When the defendant was arrested he told police that he had stolen £2,500 from a drug dealer and his associates and moved to Swindon to start a new life.

But he said the people he stole from found him and kicked down his door and threatened him with knives and a stun gun.

Although he had been offered help by the police he said he had turned it down and gave into pressure to deal for his attackers.

Goble, of County Road, pleaded guilty to three counts of supplying drugs.

The court heard he had a long history of crime and was jailed for three years in 2010 for a burglary in Cirencester.

Tony Bignall, defending, said in the past year or so his client had begun to get some stability in his life and keep out of trouble.

He said he suffered from deep vein thrombosis as a result of injecting drugs in the past but was now turning his life around.

"He is beginning to realise he is getting too old to be in trouble," he said.

Passing sentence Judge Peter Blair QC said: "You have come in front of me today within a hair's breadth of another long sentence.

"It was, I think, a three-year sentence for a burglary which you got in 2010 and here you are back in front of the courts this time for supplying an undercover police officer on two separate dates with class A drugs.
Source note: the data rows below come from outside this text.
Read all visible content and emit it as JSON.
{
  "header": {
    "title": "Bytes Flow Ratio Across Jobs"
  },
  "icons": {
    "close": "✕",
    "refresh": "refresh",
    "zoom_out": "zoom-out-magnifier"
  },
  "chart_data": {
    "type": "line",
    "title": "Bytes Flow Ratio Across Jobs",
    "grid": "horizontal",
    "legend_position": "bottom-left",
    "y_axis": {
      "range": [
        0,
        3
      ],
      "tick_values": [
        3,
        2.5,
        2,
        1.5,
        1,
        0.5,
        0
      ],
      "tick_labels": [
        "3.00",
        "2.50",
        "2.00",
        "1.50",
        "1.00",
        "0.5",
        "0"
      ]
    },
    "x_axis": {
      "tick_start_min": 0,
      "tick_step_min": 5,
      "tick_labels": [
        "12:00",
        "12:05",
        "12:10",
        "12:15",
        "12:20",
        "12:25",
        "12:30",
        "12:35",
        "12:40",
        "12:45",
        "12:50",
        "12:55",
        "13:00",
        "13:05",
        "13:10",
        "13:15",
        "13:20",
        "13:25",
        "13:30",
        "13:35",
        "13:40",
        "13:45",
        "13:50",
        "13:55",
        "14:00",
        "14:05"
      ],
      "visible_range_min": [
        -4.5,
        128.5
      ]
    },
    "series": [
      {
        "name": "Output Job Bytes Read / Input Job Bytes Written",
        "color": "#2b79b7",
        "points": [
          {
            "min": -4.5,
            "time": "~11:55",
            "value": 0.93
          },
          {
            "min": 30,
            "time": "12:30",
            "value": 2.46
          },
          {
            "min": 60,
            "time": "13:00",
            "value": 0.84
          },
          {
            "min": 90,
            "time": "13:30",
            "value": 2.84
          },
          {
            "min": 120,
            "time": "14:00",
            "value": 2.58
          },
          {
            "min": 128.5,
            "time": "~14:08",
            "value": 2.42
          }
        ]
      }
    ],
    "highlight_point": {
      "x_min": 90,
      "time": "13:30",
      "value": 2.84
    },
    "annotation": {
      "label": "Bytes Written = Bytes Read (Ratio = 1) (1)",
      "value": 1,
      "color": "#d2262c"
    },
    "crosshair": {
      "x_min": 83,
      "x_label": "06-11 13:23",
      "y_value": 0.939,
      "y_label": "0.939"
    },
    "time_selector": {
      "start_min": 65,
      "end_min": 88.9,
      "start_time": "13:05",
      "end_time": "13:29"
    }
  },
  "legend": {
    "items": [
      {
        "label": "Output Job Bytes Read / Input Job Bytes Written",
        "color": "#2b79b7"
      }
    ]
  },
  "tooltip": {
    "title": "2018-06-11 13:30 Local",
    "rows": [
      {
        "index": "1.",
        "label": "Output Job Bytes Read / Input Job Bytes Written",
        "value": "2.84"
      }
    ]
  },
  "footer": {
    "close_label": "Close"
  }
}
"You deserve, in terms of sentencing guidelines, a sentence between two and three years for what you did on these two dates in December 2013.

"There is plainly some coercion that led you to be running these drugs for a supplier and threats of violence.

"You also have some substantial health problems: I take in to account your letter to me which suggests, if you are to be believed, there are a number of family and accommodation elements to your life that are making things more stable together with your age and health, bringing home to you that this is an evil drug that is gradually destroying you and has destroyed another member of your family in the past.

"This will be your final chance."

He imposed a two-year jail term suspended for two years with supervision, a drug rehabilitation requirement, and a three-month night time curfew.